Creation and conversion of data

      The most significant contribution of digital libraries is the creation of digital content, whether “born digital” or converted from print-based formats. Several representative digital library projects have been initiated to advance developments in both arenas. Noerr’s Digital Tool Kit and Fox’s Chapters 4 and 5 of this book provide extensive descriptions of current projects.

      Most library ventures into the creation of digital libraries include the conversion of local collections from print-based formats to digital formats. There are two major methods for conversion of text-based collections: manual re-keying of text and Optical Character Recognition (OCR) scanning. Before any text is converted a document structure or schema must be determined and the markup method developed. Of course the application software used to produce the collection must also be considered.

      If a re-keying process of the text is chosen, then the materials are removed from their shelves or cabinets, data entry is performed, errors detected and then corrected. This process is very labor intensive, slow and can be expensive if executed in-house by the library. Commercial service bureaus or conversion vendors with highly skilled data entry operators located in several countries can provide cost effective quality conversions. Typically, re-keying is considered to be the most expensive means of conversion.

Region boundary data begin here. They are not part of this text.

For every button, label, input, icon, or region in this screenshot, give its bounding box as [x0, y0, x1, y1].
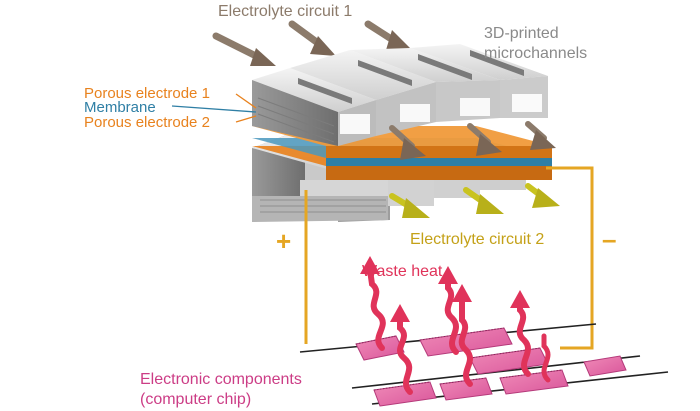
heat-arrow [438, 266, 459, 355]
microchannels-label-line2: microchannels [484, 45, 588, 62]
waste-heat-arrows [360, 256, 551, 395]
chip-component [499, 369, 569, 395]
electronic-components-label-line1: Electronic components [140, 371, 302, 388]
wire-negative [546, 166, 594, 350]
electrode-1-edge [326, 146, 552, 158]
porous-electrode-2-label: Porous electrode 2 [84, 114, 210, 131]
electronic-components-label-line2: (computer chip) [140, 391, 252, 408]
chip-component [419, 327, 513, 357]
outlet-arrow [525, 183, 560, 208]
porous-electrode-1-label: Porous electrode 1 [84, 85, 210, 102]
electrolyte-circuit-1-arrows [212, 20, 412, 66]
outlet-arrow [389, 193, 430, 218]
heat-arrow [541, 333, 551, 383]
heat-arrow [390, 304, 413, 395]
leader-lines [171, 93, 257, 123]
electrode-1-leader [235, 93, 257, 109]
electrolyte-circuit-2-label: Electrolyte circuit 2 [410, 231, 545, 248]
outlet-arrow [389, 125, 426, 160]
computer-chip-board [299, 323, 669, 407]
external-circuit [304, 166, 594, 350]
top-microchannel-layer [252, 44, 556, 160]
inlet-arrow [288, 20, 336, 56]
outlet-arrow [525, 121, 556, 150]
negative-terminal-sign: – [602, 224, 617, 254]
membrane-leader [171, 105, 257, 113]
heat-arrow [452, 284, 473, 387]
inlet-arrow [364, 20, 412, 50]
electrode-2-leader [235, 115, 257, 123]
heat-arrow [360, 256, 386, 351]
inlet-arrow [212, 32, 276, 66]
membrane-edge [326, 158, 552, 166]
electrode-2-edge [326, 166, 552, 180]
electrolyte-circuit-1-label: Electrolyte circuit 1 [218, 3, 353, 20]
waste-heat-label: Waste heat [362, 263, 443, 280]
positive-terminal-sign: + [276, 226, 292, 256]
outlet-arrow [467, 123, 502, 156]
chip-component [583, 355, 627, 377]
heat-arrow [510, 290, 531, 377]
outlet-arrow [463, 187, 504, 214]
membrane-label: Membrane [84, 99, 156, 116]
microchannels-label-line1: 3D-printed [484, 25, 559, 42]
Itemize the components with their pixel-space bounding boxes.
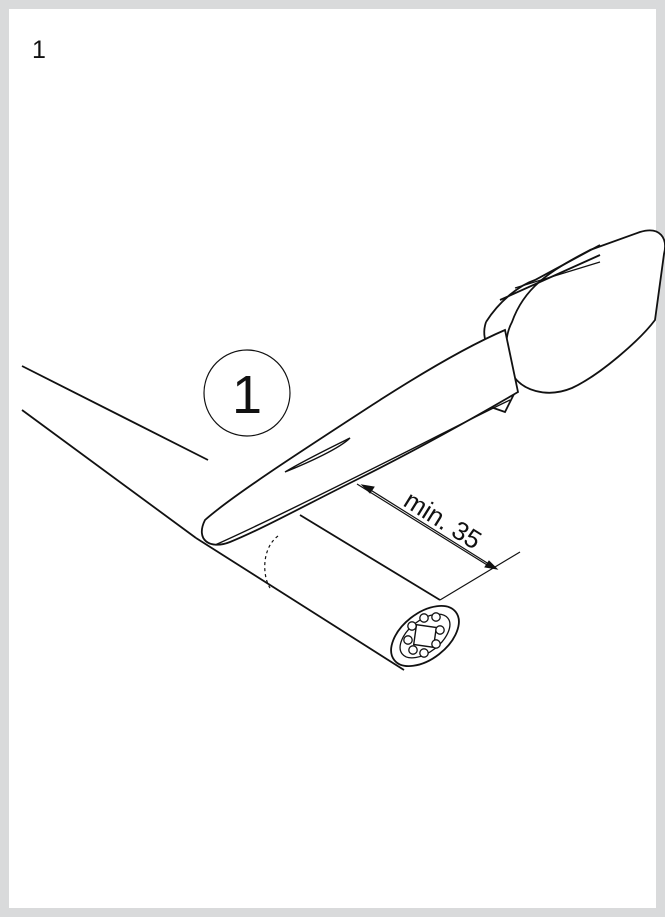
cable-outer-sheath xyxy=(21,365,209,539)
dimension-label: min. 35 xyxy=(399,485,487,556)
cable-section xyxy=(195,514,441,671)
knife xyxy=(200,229,665,546)
cable-end xyxy=(390,605,460,667)
knife-handle xyxy=(505,229,665,394)
step-number: 1 xyxy=(232,365,262,425)
step-callout: 1 xyxy=(203,349,291,437)
page-number: 1 xyxy=(32,36,46,64)
dimension-annotation: min. 35 xyxy=(356,483,521,601)
knife-blade xyxy=(200,328,520,546)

      OCR scanning is a viable option for some text data conversion projects. Rather than re-keying the text, scanners are used to “read” the characters and convert them into digitally encoded text.  Materials to be scanned must be removed from their storage containers. Bound materials may need to be photocopied or unbound. Scanning speeds can vary depending on the capacity of the scanners and the PC hardware and software selected. The quality of the original document ultimately will determine the quality of the scanned document.

      The conversion of documents that include images (i.e. photos, drawings, maps, graphs) must be converted using scanners and document imaging techniques. Integrated commercial packages have been bundled with hardware (servers, scanners, and workstations) and the software to facilitate indexing and retrieval of the processed collections.

      Extensive developments have been accomplished in recent years to increase the functionality and productivity of conversion techniques. Open standards should be used where available, affordable and feasible. Avoid investing in conversions of data that will result in long term archival storage in proprietary data formats such as Adobe’s Acrobat. Will a reader program exist in 20 years that can read that data? Or will that data have to be repeatedly converted to keep pace with future versions of reader programs?

      Cornell University Library has published a Digital Imaging Tutorial in both English and Spanish (Cornell 2000).  The Northeast Document Conservation Center conducts the School for Scanning, see their web site for more information (

      Saffady (1999, p. 291) and Lesk (1997, p. 48) offer comprehensive chapters on digital libraries and text conversions. The Archives Builders provides extensive information on document conversion techniques, see web site for more information (

      While the focus of this chapter has been on the technical aspects of digital libraries, perhaps the most valuable investment an organization can make is in the human resources necessary to create and support the hardware infrastructure and the creation and conversion of content. The recruitment and hiring of knowledgeable technicians is crucial, but the commitment does not end there. Ongoing training is a must. The constant surveying of technological developments and new digital library projects will be required to maintain an awareness of new techniques.